According to Chalitrat Chantharubeksa, deputy spokesperson to the Office of the Prime Minister, the endorsement is for Thai Airways to establish the wholly-owned company with registered capital of 1.8 billion baht. Thai Airways will hold 100% of the 180 million shares in Thai Smile, which is slated to take over operations in 14 of its parent company’s regional routes.
According to Mr. Chalitrat, Prime Minister Yingluck Shinawatra has told the Ministry of Transport and Thai Airways executives to oversee the corporate culture aspect and prevent conflicts between the parent and daughter companies. It has also been emphasized that a clear market must be designated for the new airline, as Thai Airways already is a major shareholder of Nok Air, which operates low-cost domestic flights.

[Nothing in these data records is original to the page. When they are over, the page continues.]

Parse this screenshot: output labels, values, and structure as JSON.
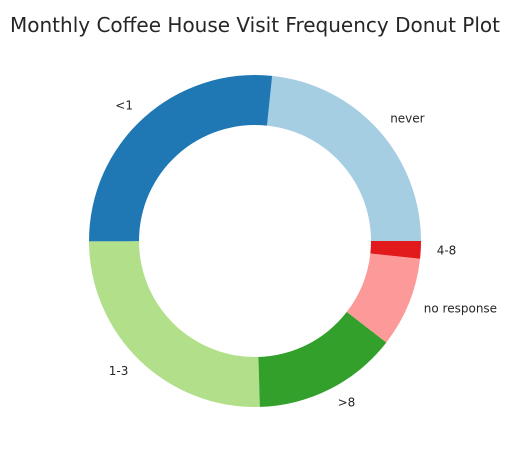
{
  "chart_data": {
    "type": "pie",
    "style": "donut",
    "title": "Monthly Coffee House Visit Frequency Donut Plot",
    "start_angle_deg": 0,
    "direction": "counterclockwise",
    "slices": [
      {
        "label": "never",
        "value": 2962,
        "color": "#a6cee3"
      },
      {
        "label": "<1",
        "value": 3385,
        "color": "#1f78b4"
      },
      {
        "label": "1-3",
        "value": 3225,
        "color": "#b2df8a"
      },
      {
        "label": ">8",
        "value": 1784,
        "color": "#33a02c"
      },
      {
        "label": "no response",
        "value": 1111,
        "color": "#fb9a99"
      },
      {
        "label": "4-8",
        "value": 217,
        "color": "#e31a1c"
      }
    ]
  }
}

Mr. Chalitrat indicated that Thai Airways will now put emphasis on operating long-haul flights with ‘premium full service’ using wide-body aircraft, and utilizing Suvarnabhumi Airport as base. Thai Smile will focus on domestic and regional flights that are no longer than 4 hours in duration using narrow-body aircraft based at Suvarnabhumi airport. It will also operate with an aim to become a leading carrier within the ASEAN Economic Community and to have Nok Air, which is based at Don Mueang Airport, become a low-cost regional carrier that operates narrow-body jetliners and smaller aircraft in a point-to-point fashion.
Mr. Chalitrat said Thai Smile is expected to carry 5.3 million passengers and generate 8% net profit per year by 2015.